Q: What’s the minimum number of nodes in a failover cluster?
A: One. This is called a single-node cluster. This is useful for testing purposes and in case you have a two node cluster and need to do a work on a node. You can evict a node without destroying the cluster.
Q: Can I use clustering for Disaster Recovery?
A: Yes, but it requires some fancy setup. Most SQL Server clusters are installed in the same subnet in a single datacenter and are suitable for high availability. If you want to look into multi-site clustering, “geo-clustering” became available with SQL Server 2008, and is being enhanced in SQL Server 2012. Note: you’ll need storage magic like SAN replication to get your Geo-cluster on.
Q: Does it matter which version of Windows I use?

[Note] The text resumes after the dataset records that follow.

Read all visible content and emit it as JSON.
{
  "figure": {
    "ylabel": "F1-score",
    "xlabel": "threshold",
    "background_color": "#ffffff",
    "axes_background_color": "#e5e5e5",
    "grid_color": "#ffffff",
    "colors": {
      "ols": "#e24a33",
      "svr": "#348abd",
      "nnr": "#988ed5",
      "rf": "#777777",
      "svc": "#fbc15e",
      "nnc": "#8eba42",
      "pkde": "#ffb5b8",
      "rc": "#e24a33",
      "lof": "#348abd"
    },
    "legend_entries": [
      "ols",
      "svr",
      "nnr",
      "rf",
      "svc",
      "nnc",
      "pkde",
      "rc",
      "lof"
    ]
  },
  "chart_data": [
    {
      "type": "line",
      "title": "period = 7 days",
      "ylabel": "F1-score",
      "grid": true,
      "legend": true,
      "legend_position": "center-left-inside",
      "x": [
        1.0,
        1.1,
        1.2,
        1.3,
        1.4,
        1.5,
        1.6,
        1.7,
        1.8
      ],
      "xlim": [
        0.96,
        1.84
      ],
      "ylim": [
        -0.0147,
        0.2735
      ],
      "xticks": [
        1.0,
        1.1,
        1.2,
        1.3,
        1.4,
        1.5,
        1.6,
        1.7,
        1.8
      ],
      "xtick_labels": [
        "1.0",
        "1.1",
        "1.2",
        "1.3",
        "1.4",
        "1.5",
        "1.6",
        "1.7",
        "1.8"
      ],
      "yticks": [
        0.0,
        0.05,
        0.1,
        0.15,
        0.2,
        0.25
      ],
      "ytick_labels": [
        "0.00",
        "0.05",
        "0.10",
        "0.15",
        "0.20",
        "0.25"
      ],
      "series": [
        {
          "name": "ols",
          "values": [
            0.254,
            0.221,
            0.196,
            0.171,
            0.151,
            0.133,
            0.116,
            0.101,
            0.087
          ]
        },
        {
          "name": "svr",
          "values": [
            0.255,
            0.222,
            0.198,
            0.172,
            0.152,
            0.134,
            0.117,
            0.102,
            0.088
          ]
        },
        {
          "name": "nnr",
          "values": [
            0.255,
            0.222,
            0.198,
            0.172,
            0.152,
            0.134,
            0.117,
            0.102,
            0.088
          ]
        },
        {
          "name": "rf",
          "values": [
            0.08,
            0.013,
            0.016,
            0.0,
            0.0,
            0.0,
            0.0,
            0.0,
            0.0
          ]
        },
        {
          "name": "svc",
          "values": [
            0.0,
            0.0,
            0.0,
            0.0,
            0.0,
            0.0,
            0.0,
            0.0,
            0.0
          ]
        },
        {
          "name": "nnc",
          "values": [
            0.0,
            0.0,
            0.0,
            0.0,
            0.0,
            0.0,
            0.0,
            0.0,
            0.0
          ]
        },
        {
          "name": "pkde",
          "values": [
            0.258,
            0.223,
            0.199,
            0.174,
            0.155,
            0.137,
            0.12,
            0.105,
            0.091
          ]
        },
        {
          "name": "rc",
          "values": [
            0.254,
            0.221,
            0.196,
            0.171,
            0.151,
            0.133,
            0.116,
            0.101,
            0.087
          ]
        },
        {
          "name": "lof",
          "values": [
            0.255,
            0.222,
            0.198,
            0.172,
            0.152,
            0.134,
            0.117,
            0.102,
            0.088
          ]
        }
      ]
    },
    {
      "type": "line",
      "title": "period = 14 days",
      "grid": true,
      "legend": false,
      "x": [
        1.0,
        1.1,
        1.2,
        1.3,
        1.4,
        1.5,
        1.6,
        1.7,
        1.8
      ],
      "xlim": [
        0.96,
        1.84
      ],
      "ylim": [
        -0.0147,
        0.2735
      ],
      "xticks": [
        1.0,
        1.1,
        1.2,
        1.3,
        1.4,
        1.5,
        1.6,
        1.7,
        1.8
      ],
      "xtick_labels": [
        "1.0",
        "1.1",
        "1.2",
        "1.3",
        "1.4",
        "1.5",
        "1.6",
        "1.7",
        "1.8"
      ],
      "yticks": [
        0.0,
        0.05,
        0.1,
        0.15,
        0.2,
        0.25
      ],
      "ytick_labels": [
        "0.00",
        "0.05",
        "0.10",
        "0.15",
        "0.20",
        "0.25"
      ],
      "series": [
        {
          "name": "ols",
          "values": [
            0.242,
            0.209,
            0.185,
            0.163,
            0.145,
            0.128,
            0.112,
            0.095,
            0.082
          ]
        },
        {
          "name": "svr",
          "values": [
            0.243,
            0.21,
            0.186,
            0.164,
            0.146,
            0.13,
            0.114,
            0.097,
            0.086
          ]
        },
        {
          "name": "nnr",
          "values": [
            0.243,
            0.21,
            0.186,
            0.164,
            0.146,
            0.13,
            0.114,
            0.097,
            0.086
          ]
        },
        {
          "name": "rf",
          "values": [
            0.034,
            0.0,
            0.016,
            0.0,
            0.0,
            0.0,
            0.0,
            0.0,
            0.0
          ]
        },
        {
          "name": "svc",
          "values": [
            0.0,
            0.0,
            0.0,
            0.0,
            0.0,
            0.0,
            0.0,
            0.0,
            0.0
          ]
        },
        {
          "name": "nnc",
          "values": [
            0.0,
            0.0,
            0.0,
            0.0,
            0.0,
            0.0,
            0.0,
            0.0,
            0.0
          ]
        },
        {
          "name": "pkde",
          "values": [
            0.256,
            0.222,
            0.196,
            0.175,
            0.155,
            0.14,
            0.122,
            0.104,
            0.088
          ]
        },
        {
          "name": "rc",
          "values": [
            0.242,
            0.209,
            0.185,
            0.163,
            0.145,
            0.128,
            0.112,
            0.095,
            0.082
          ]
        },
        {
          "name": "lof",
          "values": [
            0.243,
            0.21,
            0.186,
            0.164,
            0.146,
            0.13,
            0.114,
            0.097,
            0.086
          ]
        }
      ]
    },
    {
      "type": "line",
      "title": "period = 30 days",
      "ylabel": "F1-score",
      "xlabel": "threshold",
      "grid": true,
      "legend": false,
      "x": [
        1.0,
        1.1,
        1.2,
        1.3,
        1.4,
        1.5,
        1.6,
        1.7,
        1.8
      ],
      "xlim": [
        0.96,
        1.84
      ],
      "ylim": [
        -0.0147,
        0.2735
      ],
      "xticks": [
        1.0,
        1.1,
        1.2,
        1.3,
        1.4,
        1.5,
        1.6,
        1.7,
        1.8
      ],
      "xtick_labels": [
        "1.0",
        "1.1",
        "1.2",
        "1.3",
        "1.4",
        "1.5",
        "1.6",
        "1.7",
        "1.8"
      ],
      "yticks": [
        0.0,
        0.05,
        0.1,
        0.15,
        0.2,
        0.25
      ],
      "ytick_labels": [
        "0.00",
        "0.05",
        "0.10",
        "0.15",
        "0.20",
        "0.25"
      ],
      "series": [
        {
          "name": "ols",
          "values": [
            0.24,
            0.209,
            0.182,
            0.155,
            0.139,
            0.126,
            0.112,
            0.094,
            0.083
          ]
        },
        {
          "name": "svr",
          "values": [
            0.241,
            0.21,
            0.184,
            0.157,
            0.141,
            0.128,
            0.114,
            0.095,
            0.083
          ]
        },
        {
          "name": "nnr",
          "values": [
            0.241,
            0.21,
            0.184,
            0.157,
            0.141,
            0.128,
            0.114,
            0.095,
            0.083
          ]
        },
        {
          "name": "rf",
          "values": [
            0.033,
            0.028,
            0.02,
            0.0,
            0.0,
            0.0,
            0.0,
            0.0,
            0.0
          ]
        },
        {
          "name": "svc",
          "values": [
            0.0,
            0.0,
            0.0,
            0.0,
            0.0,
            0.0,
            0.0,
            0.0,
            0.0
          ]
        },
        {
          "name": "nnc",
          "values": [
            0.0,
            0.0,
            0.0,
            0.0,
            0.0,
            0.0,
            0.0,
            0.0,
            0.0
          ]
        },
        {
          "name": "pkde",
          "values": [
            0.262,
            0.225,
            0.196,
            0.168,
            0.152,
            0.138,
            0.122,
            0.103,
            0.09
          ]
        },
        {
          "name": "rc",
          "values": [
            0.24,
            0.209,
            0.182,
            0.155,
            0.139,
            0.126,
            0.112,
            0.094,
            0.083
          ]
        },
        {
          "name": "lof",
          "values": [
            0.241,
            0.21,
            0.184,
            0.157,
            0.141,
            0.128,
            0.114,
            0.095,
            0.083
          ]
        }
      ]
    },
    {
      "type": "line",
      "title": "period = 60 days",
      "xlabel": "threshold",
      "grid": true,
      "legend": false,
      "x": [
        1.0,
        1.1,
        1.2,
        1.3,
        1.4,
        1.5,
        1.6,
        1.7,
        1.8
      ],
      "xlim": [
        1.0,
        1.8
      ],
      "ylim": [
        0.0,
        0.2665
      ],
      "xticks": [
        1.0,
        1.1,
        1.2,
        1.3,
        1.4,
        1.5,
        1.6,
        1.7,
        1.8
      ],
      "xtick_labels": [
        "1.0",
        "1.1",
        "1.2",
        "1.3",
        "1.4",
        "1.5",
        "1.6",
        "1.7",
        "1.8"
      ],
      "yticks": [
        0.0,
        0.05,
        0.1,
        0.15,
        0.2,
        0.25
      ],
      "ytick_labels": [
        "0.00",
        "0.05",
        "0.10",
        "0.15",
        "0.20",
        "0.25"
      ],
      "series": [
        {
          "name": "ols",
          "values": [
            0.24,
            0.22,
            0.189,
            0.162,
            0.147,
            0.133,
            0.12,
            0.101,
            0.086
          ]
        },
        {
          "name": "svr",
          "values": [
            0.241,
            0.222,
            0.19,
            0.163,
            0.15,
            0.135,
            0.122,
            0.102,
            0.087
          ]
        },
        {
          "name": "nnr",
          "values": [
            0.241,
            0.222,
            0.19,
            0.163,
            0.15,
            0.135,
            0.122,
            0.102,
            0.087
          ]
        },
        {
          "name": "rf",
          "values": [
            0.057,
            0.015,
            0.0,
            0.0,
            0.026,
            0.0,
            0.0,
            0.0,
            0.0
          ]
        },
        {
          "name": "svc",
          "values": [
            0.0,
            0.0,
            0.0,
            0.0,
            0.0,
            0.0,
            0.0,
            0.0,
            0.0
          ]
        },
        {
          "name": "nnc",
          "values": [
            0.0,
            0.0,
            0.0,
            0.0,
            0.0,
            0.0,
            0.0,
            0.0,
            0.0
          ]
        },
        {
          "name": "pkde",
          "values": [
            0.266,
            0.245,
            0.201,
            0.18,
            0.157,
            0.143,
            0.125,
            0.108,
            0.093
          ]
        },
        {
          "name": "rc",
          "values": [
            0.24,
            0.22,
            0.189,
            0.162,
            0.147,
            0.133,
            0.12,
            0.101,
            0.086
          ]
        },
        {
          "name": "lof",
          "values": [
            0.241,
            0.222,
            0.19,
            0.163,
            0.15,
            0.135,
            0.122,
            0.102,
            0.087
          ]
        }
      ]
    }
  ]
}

A: Yes, it matters a lot. Plan to install your Windows Failover Cluster on the most recent version of Windows Server, and you need Enterprise or Datacenter edition. If you must use an older version of Windows, make sure it’s at least Server 2008 with the latest service packs installed. The Failover Clustering Component of Windows was rewritten with Server 2008, so if you run on older versions you’ll have fewer features and you’ll be stuck chasing old problems.
Q: What is Quorum?
A: Quorum is a count of voting members— a quorum is a way of taking attendance of cluster members who are present. The cluster uses a quorum to determine who should be online.